Anche se manca più di un mese e mezzo per il prossimo appuntamento della SUPERSTARS GTSPRINT in programma il 18 e 19 settembre sulla pista francese del Paul Ricard, si comincia già da adesso a delineare un finale di stagione emozionante e ricco di contenuti tecnici ed agonistici per il nuovo campionato di ROMA FORMULA FUTURO che da quest’anno è stato abbinato alla SUPERSTARS SERIES.
Dopo quattro dei sei doppi round del calendario 2010, a tenere banco non è soltanto il confronto al vertice nella classifica generale, ma anche la sfida nella differenti classi. A mettersi in evidenza in occasione del più recente weekend di Hockenheim, a metà giugno, è stato per esempio il toscano Andrea Dromedari.
Sull’impegnativo tracciato tedesco, il pilota del Team Romeo Ferraris ha difatti ottenuto una doppietta, affermandosi nella classe GT Cup in entrambe le gare al volante della sua Ferrari F430 e proponendosi come uno dei protagonisti per gli ultimi due appuntamenti che mancano ancora all’appello.
Pistoiese, classe 1965, con una precedente esperienza nel Ferrari Challenge, Dromedari punta infatti al riscatto dopo un inizio di anno caratterizzato da una serie di eventi sfortunati. «A Monza, in gara 1, ho “dechappato” mentre occupavo la seconda posizione. Poi, in gara 2, ho lamentato il distaccamento dello splitter anteriore. - racconta Dromedari - Punti buttati, così come a Imola, quando alla curva Rivazza ho avuto un contatto con Thomas Kemenater, mentre in gara 2 sono rimasto con il cambio bloccato. Quindi, a Portimão, le cose hanno iniziato a prendere una piega diversa, con un secondo ed un terzo posto».

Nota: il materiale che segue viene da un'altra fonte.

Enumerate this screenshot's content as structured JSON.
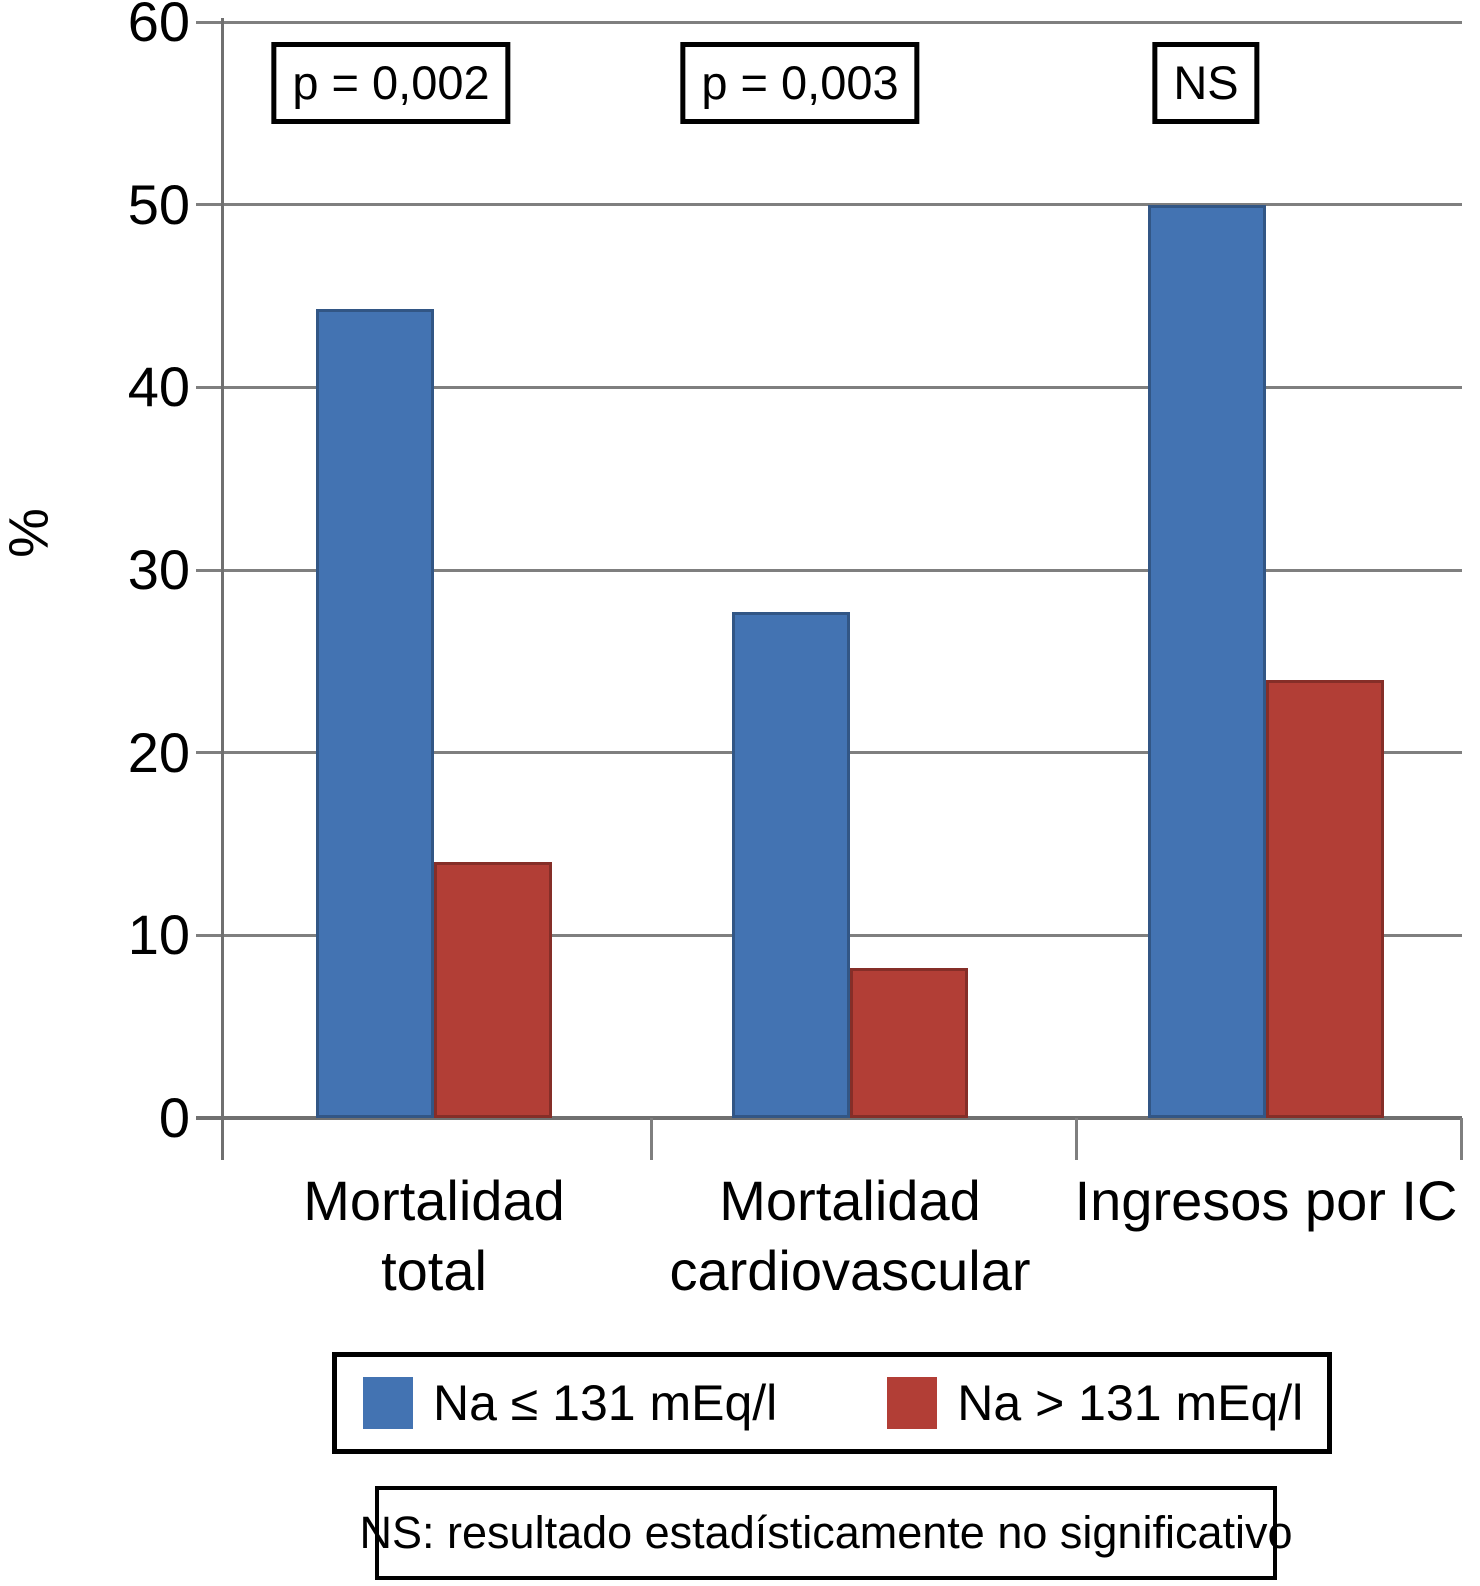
{
  "chart_data": {
    "type": "bar",
    "title": "",
    "ylabel": "%",
    "ylim": [
      0,
      60
    ],
    "yticks": [
      0,
      10,
      20,
      30,
      40,
      50,
      60
    ],
    "grid": true,
    "legend_position": "bottom",
    "categories": [
      {
        "lines": [
          "Mortalidad",
          "total"
        ]
      },
      {
        "lines": [
          "Mortalidad",
          "cardiovascular"
        ]
      },
      {
        "lines": [
          "Ingresos por IC"
        ]
      }
    ],
    "series": [
      {
        "name": "Na ≤ 131 mEq/l",
        "color": "#4373B2",
        "values": [
          44.3,
          27.7,
          50
        ]
      },
      {
        "name": "Na > 131 mEq/l",
        "color": "#B23E36",
        "values": [
          14,
          8.2,
          24
        ]
      }
    ],
    "annotations": [
      "p = 0,002",
      "p = 0,003",
      "NS"
    ],
    "footnote": "NS: resultado estadísticamente no significativo"
  }
}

A Hockenheim finalmente le due affermazioni che hanno rilanciato le azioni del toscano, adesso a 27 punti dalla leadership di Alessandra Neri e a 25 lunghezze dal binomio Kemenater-Manzo. «Attendo con impazienza il prossimo appuntamento del Paul Ricard. È una pista su cui ho già corso due volte e che mi piace particolarmente. L’obiettivo è di ottenere il miglior risultato possibile in campionato. Non è detto che la sfortuna che è toccata a me a inizio stagione non possa adesso passare anche agli altri, anche se non è proprio questo che mi auguro. Ciò che comunque mi interessa in particolare è una crescita personale dal punto di vista agonistico. Con il Team Romeo Ferraris ho allacciato i rapporti solamente nel 2010 e mi sono subito trovato ottimamente. Stiamo lavorando anch e in funzione del prossimo anno».